Giving Thanks, Taking Stock

It’s been way too long since I’ve posted and with good reason. I’m busy. Nothing new about that, I like being busy but this is really a different schedule and set of commitments that is threatening to become all-consuming.

The best things my department chair says to me are “don’t stay too late” and “stop working and have a life”. I arrive around 7 each morning and since I would rather not bring work home, I stay until 4:30-5 p.m. most days. By the time the final bell rings at 2:05, I need a few minutes to collect myself and before I know it, I’m rushing headlong from task to task, always trying to prep another day or two out. Most afternoons, though, I am entering data into the system from period attendance to grades to discipline reports. I’ve also had to step up calls home, which adds to the time being used. Fortunately, I am making calls that are good news along with the bad news calls. Parents and their students sound genuinely surprised when I say I notice improvement or comment on how hard they’re working.
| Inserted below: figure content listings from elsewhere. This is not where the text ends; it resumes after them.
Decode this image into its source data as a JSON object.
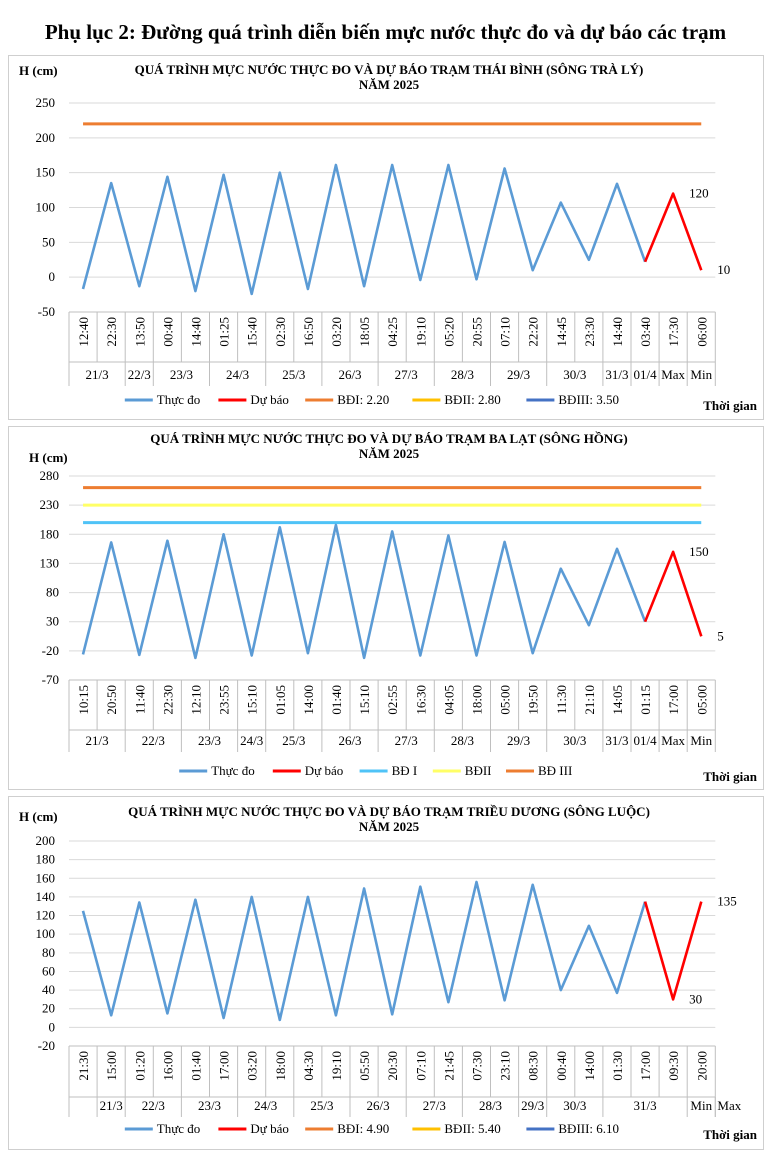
{
  "page_title": "Phụ lục 2: Đường quá trình diễn biến mực nước thực đo và dự báo các trạm",
  "colors": {
    "observed": "#5b9bd5",
    "forecast": "#ff0000",
    "grid": "#d9d9d9"
  },
  "chart_data": [
    {
      "type": "line",
      "title": "QUÁ TRÌNH MỰC NƯỚC THỰC ĐO VÀ DỰ BÁO TRẠM THÁI BÌNH (SÔNG TRÀ LÝ)",
      "subtitle": "NĂM 2025",
      "ylabel": "H (cm)",
      "xlabel": "Thời gian",
      "ylim": [
        -50,
        250
      ],
      "yticks": [
        -50,
        0,
        50,
        100,
        150,
        200,
        250
      ],
      "times": [
        "12:40",
        "22:30",
        "13:50",
        "00:40",
        "14:40",
        "01:25",
        "15:40",
        "02:30",
        "16:50",
        "03:20",
        "18:05",
        "04:25",
        "19:10",
        "05:20",
        "20:55",
        "07:10",
        "22:20",
        "14:45",
        "23:30",
        "14:40",
        "03:40",
        "17:30",
        "06:00"
      ],
      "date_groups": [
        {
          "label": "21/3",
          "count": 2
        },
        {
          "label": "22/3",
          "count": 1
        },
        {
          "label": "23/3",
          "count": 2
        },
        {
          "label": "24/3",
          "count": 2
        },
        {
          "label": "25/3",
          "count": 2
        },
        {
          "label": "26/3",
          "count": 2
        },
        {
          "label": "27/3",
          "count": 2
        },
        {
          "label": "28/3",
          "count": 2
        },
        {
          "label": "29/3",
          "count": 2
        },
        {
          "label": "30/3",
          "count": 2
        },
        {
          "label": "31/3",
          "count": 1
        },
        {
          "label": "01/4",
          "count": 1
        },
        {
          "label": "Max",
          "count": 1
        },
        {
          "label": "Min",
          "count": 1
        }
      ],
      "series": [
        {
          "name": "Thực đo",
          "values": [
            -17,
            135,
            -13,
            144,
            -20,
            147,
            -24,
            150,
            -17,
            161,
            -13,
            161,
            -4,
            161,
            -3,
            156,
            10,
            107,
            25,
            134,
            22,
            null,
            null
          ]
        },
        {
          "name": "Dự báo",
          "values": [
            null,
            null,
            null,
            null,
            null,
            null,
            null,
            null,
            null,
            null,
            null,
            null,
            null,
            null,
            null,
            null,
            null,
            null,
            null,
            null,
            22,
            120,
            10
          ]
        }
      ],
      "thresholds": [
        {
          "name": "BĐI: 2.20",
          "value": 220,
          "color": "#ed7d31",
          "visible": true
        },
        {
          "name": "BĐII: 2.80",
          "value": 280,
          "color": "#ffc000",
          "visible": false
        },
        {
          "name": "BĐIII: 3.50",
          "value": 350,
          "color": "#4472c4",
          "visible": false
        }
      ],
      "annotations": [
        {
          "text": "120",
          "index": 21
        },
        {
          "text": "10",
          "index": 22
        }
      ]
    },
    {
      "type": "line",
      "title": "QUÁ TRÌNH MỰC NƯỚC THỰC ĐO VÀ DỰ BÁO TRẠM BA LẠT (SÔNG HỒNG)",
      "subtitle": "NĂM 2025",
      "ylabel": "H (cm)",
      "xlabel": "Thời gian",
      "ylim": [
        -70,
        280
      ],
      "yticks": [
        -70,
        -20,
        30,
        80,
        130,
        180,
        230,
        280
      ],
      "times": [
        "10:15",
        "20:50",
        "11:40",
        "22:30",
        "12:10",
        "23:55",
        "15:10",
        "01:05",
        "14:00",
        "01:40",
        "15:10",
        "02:55",
        "16:30",
        "04:05",
        "18:00",
        "05:00",
        "19:50",
        "11:30",
        "21:10",
        "14:05",
        "01:15",
        "17:00",
        "05:00"
      ],
      "date_groups": [
        {
          "label": "21/3",
          "count": 2
        },
        {
          "label": "22/3",
          "count": 2
        },
        {
          "label": "23/3",
          "count": 2
        },
        {
          "label": "24/3",
          "count": 1
        },
        {
          "label": "25/3",
          "count": 2
        },
        {
          "label": "26/3",
          "count": 2
        },
        {
          "label": "27/3",
          "count": 2
        },
        {
          "label": "28/3",
          "count": 2
        },
        {
          "label": "29/3",
          "count": 2
        },
        {
          "label": "30/3",
          "count": 2
        },
        {
          "label": "31/3",
          "count": 1
        },
        {
          "label": "01/4",
          "count": 1
        },
        {
          "label": "Max",
          "count": 1
        },
        {
          "label": "Min",
          "count": 1
        }
      ],
      "series": [
        {
          "name": "Thực đo",
          "values": [
            -26,
            166,
            -27,
            169,
            -32,
            180,
            -28,
            192,
            -24,
            196,
            -32,
            185,
            -28,
            178,
            -28,
            167,
            -24,
            121,
            24,
            155,
            30,
            null,
            null
          ]
        },
        {
          "name": "Dự báo",
          "values": [
            null,
            null,
            null,
            null,
            null,
            null,
            null,
            null,
            null,
            null,
            null,
            null,
            null,
            null,
            null,
            null,
            null,
            null,
            null,
            null,
            30,
            150,
            5
          ]
        }
      ],
      "thresholds": [
        {
          "name": "BĐ I",
          "value": 200,
          "color": "#4fc3f7",
          "visible": true
        },
        {
          "name": "BĐII",
          "value": 230,
          "color": "#ffff66",
          "visible": true
        },
        {
          "name": "BĐ III",
          "value": 260,
          "color": "#ed7d31",
          "visible": true
        }
      ],
      "annotations": [
        {
          "text": "150",
          "index": 21
        },
        {
          "text": "5",
          "index": 22
        }
      ]
    },
    {
      "type": "line",
      "title": "QUÁ TRÌNH MỰC NƯỚC THỰC ĐO VÀ DỰ BÁO TRẠM TRIỀU DƯƠNG  (SÔNG LUỘC)",
      "subtitle": "NĂM 2025",
      "ylabel": "H (cm)",
      "xlabel": "Thời gian",
      "ylim": [
        -20,
        200
      ],
      "yticks": [
        -20,
        0,
        20,
        40,
        60,
        80,
        100,
        120,
        140,
        160,
        180,
        200
      ],
      "times": [
        "21:30",
        "15:00",
        "01:20",
        "16:00",
        "01:40",
        "17:00",
        "03:20",
        "18:00",
        "04:30",
        "19:10",
        "05:50",
        "20:30",
        "07:10",
        "21:45",
        "07:30",
        "23:10",
        "08:30",
        "00:40",
        "14:00",
        "01:30",
        "17:00",
        "09:30",
        "20:00"
      ],
      "date_groups": [
        {
          "label": "",
          "count": 1
        },
        {
          "label": "21/3",
          "count": 1
        },
        {
          "label": "22/3",
          "count": 2
        },
        {
          "label": "23/3",
          "count": 2
        },
        {
          "label": "24/3",
          "count": 2
        },
        {
          "label": "25/3",
          "count": 2
        },
        {
          "label": "26/3",
          "count": 2
        },
        {
          "label": "27/3",
          "count": 2
        },
        {
          "label": "28/3",
          "count": 2
        },
        {
          "label": "29/3",
          "count": 1
        },
        {
          "label": "30/3",
          "count": 2
        },
        {
          "label": "31/3",
          "count": 3
        },
        {
          "label": "Min",
          "count": 1
        },
        {
          "label": "Max",
          "count": 1
        }
      ],
      "series": [
        {
          "name": "Thực đo",
          "values": [
            125,
            13,
            134,
            15,
            137,
            10,
            140,
            8,
            140,
            13,
            149,
            14,
            151,
            27,
            156,
            29,
            153,
            40,
            109,
            37,
            135,
            null,
            null
          ]
        },
        {
          "name": "Dự báo",
          "values": [
            null,
            null,
            null,
            null,
            null,
            null,
            null,
            null,
            null,
            null,
            null,
            null,
            null,
            null,
            null,
            null,
            null,
            null,
            null,
            null,
            135,
            30,
            135
          ]
        }
      ],
      "thresholds": [
        {
          "name": "BĐI: 4.90",
          "value": 490,
          "color": "#ed7d31",
          "visible": false
        },
        {
          "name": "BĐII: 5.40",
          "value": 540,
          "color": "#ffc000",
          "visible": false
        },
        {
          "name": "BĐIII: 6.10",
          "value": 610,
          "color": "#4472c4",
          "visible": false
        }
      ],
      "annotations": [
        {
          "text": "30",
          "index": 21
        },
        {
          "text": "135",
          "index": 22
        }
      ]
    }
  ]
}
I notice. I notice a lot and trying to process it all can be part of the time consumption. There really isn’t enough time available to reflect on each student in all five classes but I do know I am getting to know them bit by bit. Obviously, it starts with the louder and more disruptive ones, but I am trying to make a point of checking in with everyone at least once every few days. It’s when I notice a book they might be reading, or song they’re listening to, or even comments about the work we’re doing. I bring something up and they look stunned, unaware I heard them mention it a day or two earlier. Or that they wrote about it in their letter to me the first week of school. My awareness of their interests and lives, I think, helps me connect with them.
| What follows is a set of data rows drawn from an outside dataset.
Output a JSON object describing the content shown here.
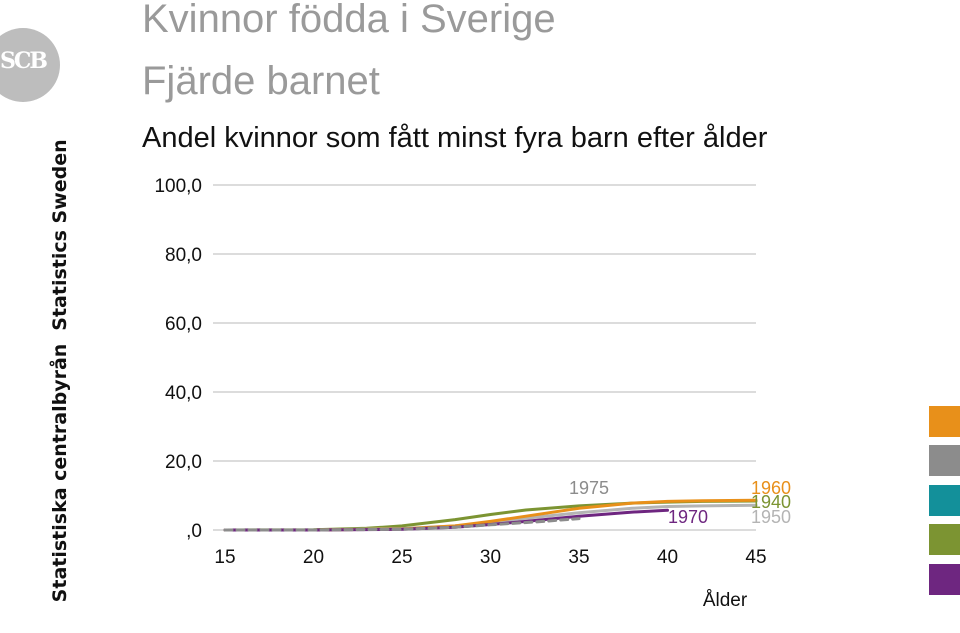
{
  "branding": {
    "logo_text": "SCB",
    "vertical_text_en": "Statistics Sweden",
    "vertical_text_sv": "Statistiska centralbyrån"
  },
  "title_line1": "Kvinnor födda i Sverige",
  "title_line2": "Fjärde barnet",
  "subtitle": "Andel kvinnor som fått minst fyra barn efter ålder",
  "swatches": [
    "#E8901A",
    "#8C8C8C",
    "#13909A",
    "#7C9432",
    "#6E2680"
  ],
  "chart_data": {
    "type": "line",
    "title": "Andel kvinnor som fått minst fyra barn efter ålder",
    "xlabel": "Ålder",
    "ylabel": "",
    "xlim": [
      15,
      45
    ],
    "ylim": [
      0,
      100
    ],
    "x_ticks": [
      15,
      20,
      25,
      30,
      35,
      40,
      45
    ],
    "x_tick_labels": [
      "15",
      "20",
      "25",
      "30",
      "35",
      "40",
      "45"
    ],
    "y_ticks": [
      0,
      20,
      40,
      60,
      80,
      100
    ],
    "y_tick_labels": [
      ",0",
      "20,0",
      "40,0",
      "60,0",
      "80,0",
      "100,0"
    ],
    "grid": "horizontal",
    "series": [
      {
        "name": "1940",
        "color": "#7C9432",
        "dashed": false,
        "x": [
          15,
          20,
          23,
          25,
          28,
          30,
          32,
          35,
          38,
          40,
          42,
          45
        ],
        "y": [
          0,
          0.1,
          0.5,
          1.2,
          3.0,
          4.5,
          5.8,
          7.0,
          7.8,
          8.1,
          8.3,
          8.4
        ]
      },
      {
        "name": "1950",
        "color": "#B4B4B4",
        "dashed": false,
        "x": [
          15,
          20,
          25,
          28,
          30,
          32,
          35,
          38,
          40,
          42,
          45
        ],
        "y": [
          0,
          0,
          0.4,
          1.2,
          2.2,
          3.4,
          5.0,
          6.3,
          6.8,
          7.0,
          7.2
        ]
      },
      {
        "name": "1960",
        "color": "#E8901A",
        "dashed": false,
        "x": [
          15,
          20,
          25,
          28,
          30,
          32,
          35,
          38,
          40,
          42,
          45
        ],
        "y": [
          0,
          0,
          0.3,
          1.2,
          2.5,
          4.0,
          6.3,
          7.8,
          8.3,
          8.5,
          8.6
        ]
      },
      {
        "name": "1970",
        "color": "#6E2680",
        "dashed": false,
        "x": [
          15,
          20,
          25,
          28,
          30,
          32,
          35,
          38,
          40
        ],
        "y": [
          0,
          0,
          0.2,
          0.8,
          1.6,
          2.5,
          4.0,
          5.2,
          5.7
        ]
      },
      {
        "name": "1975",
        "color": "#8C8C8C",
        "dashed": true,
        "x": [
          15,
          20,
          25,
          28,
          30,
          33,
          35
        ],
        "y": [
          0,
          0,
          0.2,
          0.8,
          1.5,
          2.5,
          3.3
        ]
      }
    ],
    "annotations": [
      {
        "text": "1975",
        "color": "#8C8C8C"
      },
      {
        "text": "1960",
        "color": "#E8901A"
      },
      {
        "text": "1940",
        "color": "#7C9432"
      },
      {
        "text": "1970",
        "color": "#6E2680"
      },
      {
        "text": "1950",
        "color": "#B4B4B4"
      }
    ]
  }
}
With that said the discipline issues haven’t magically gone away. Thankfully, I have been receiving plenty of administrative support including more frequent visits from the assistant principals. In fact, one morning this past week, one of the APs and my department chair were hanging out in the hall, keeping an ear out for trouble. Few of my kids realized they were just beyond the door, but they were working away and it was the most productive that class had been in a while. Some kids can’t seem to control themselves and they are removed from the class to cool down in the hall or have a chat with an AP. One has even gotten herself reassigned to another class, removing a major distraction.

I’m watching my 9th graders struggle with the difficulty of the high school work and the expectations. The first quarter grades proved to them how serious I was the first week, talking about how real and vital this year is for them. Some are trying harder, some need guidance, and others are still figuring out how to survive both socially and academically. The transition is proving more challenging than they expected and I just wish more would summon the courage to admit they need help.

The Thanksgiving break was certainly needed all around and while I managed some rest and some socializing, I also put in hours planning for this coming week as the school calendar inexorably grinds forward. It’s been a good break, and I think I’m recharged and ready. We’ll see.

One comment

  • Sharon VanBlarcom

    Bob, it is so good to read that you are contacting students with good news too. So often, the quiet kids go unnoticed because the teacher has their hands full with the loud ones. But even a short talk or thumbs up from a teacher can inspire the average “quiet” kid to work harder and achieve more than they thought they could. I’ve seen it happen.